2. Relevant equations
I = ML^2 / 3 (rod - axis running through edge perpendicular to bar) or ML^2/12 for CM axis?
I = mr^2 / 2 (disks)

3. The attempt at a solution
To compute the net rotational inertia:
I (total) = I(rod) + I(small disk) + I(large disk)
Do I also have to incorporate the rotational inertia of both the small disk and rod from the distance from CM of large disk (which acts as pivot)?
(ie. would I also include mr^2 (small disk, where r is length from CM of large disk), mr^2 (for rod))?
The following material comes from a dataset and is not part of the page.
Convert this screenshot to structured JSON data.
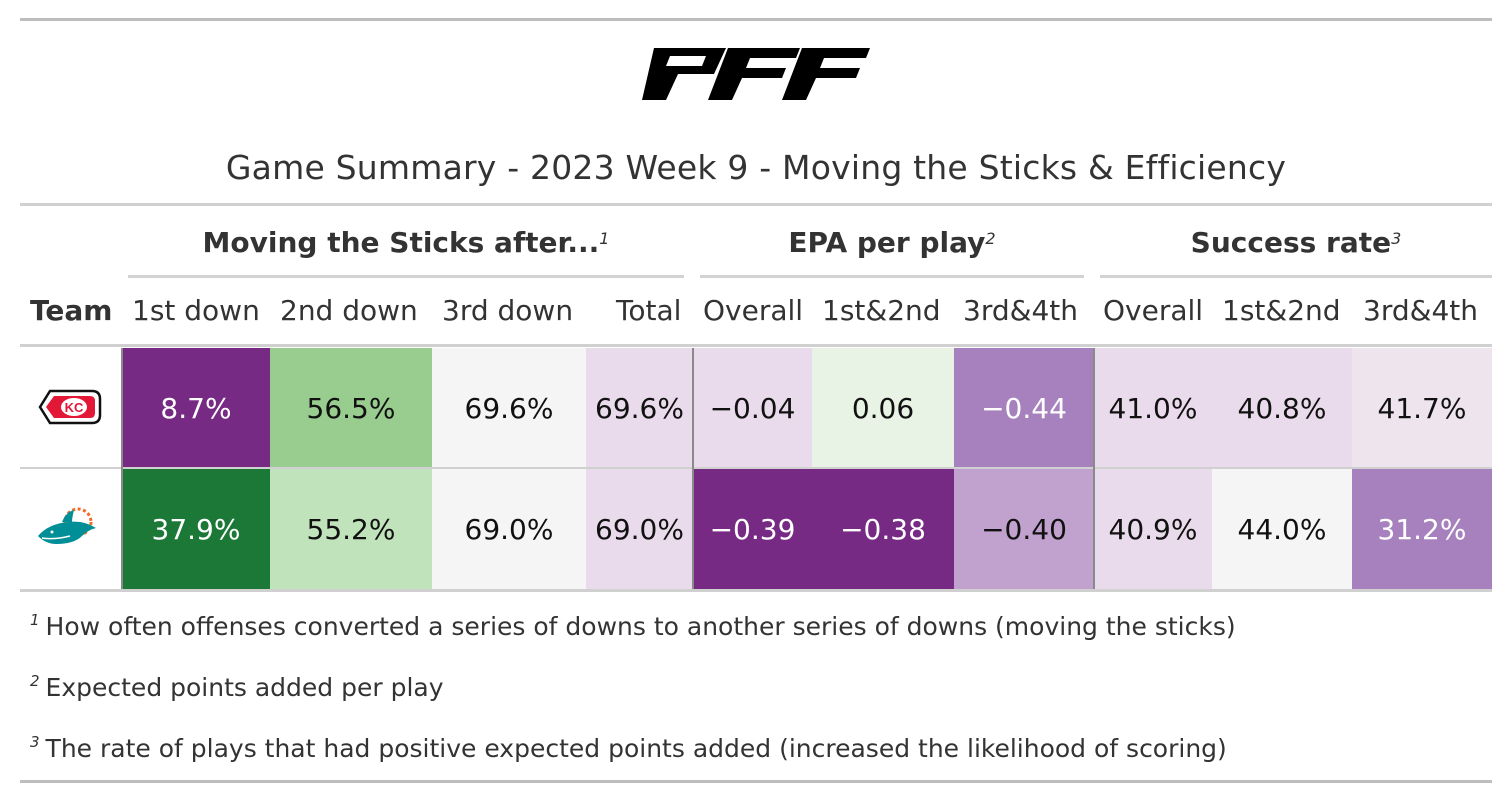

And for the height that the CM of small disk falls (which is on the far end), would it be the length of rod + radii of both small and large disk?

2. Nov 12, 2013

### haruspex

The geometry is unclear. What is the relationship between the axis of the rod and those of the disks? I'll assume the disks are parallel and the rod is at right angles, running through the axes of both disks.
That's for a disk rotating around its axis. Is that what's happening here?

3. Nov 12, 2013

### Nicolaus

( m1 )---rod----(m2)
They are attached like so. The rod is connected to the end of either disk, not to their respective CMs. Imagine the disks laying flat on a surface when looking at the above diagram.

4. Nov 12, 2013

### SteamKing

Staff Emeritus
Since the object is rotating about an axis thru the C.O.M. of the larger disk, the inertia must be computed about that axis. It's more than just adding up the inertias of the individual objects: the parallel axis theorem will come into play.

5. Nov 12, 2013

### Nicolaus

M1 = large mass, m2 = small mass, M = rod mass
I = M1r^2 / 2 + [m2r^2 / 2 + m2r^2] + [ML^2 / 3 + Mr^2]
r in m2r^2 is the length from the CM of M1 to CM m2.
r in Mr^2 (rod) is merely the radius of M1 because rod is connected to it and I computed its moment of inertia with respect to axis perpendicular to and running through edge of rod.
Does this look right?

6. Nov 12, 2013

### haruspex

That's the M.I. for a disk rotating on its axis. The disk here is rotating about a diameter.
You cannot add displacements like that. The parallel axis theorem is for adding a single displacement to the MI about the c.o.m. Take the MI of the rod about its centre, then use the displacement from there to the axis.

7. Nov 12, 2013

### Nicolaus

Isn't the larger, pivot, mass being rotated about its axis?
I (rod) = ML^2 / 12 + M(L/2 +r1)^2 -> where r1 is the radius of the pivot mass. ?
Don't we have to compute BOTH the M.I. of each mass with respect to their CMs AND their mass times distance from the CM of the pivot mass?
What are you getting for this?

8. Nov 12, 2013

### haruspex

It's not the axis of the disk in the usual sense (which would be perpendicular to the disk). See http://hyperphysics.phy-astr.gsu.edu/hbase/tdisc.html
Yes, that's better. Do you see that this is different from what you wrote before?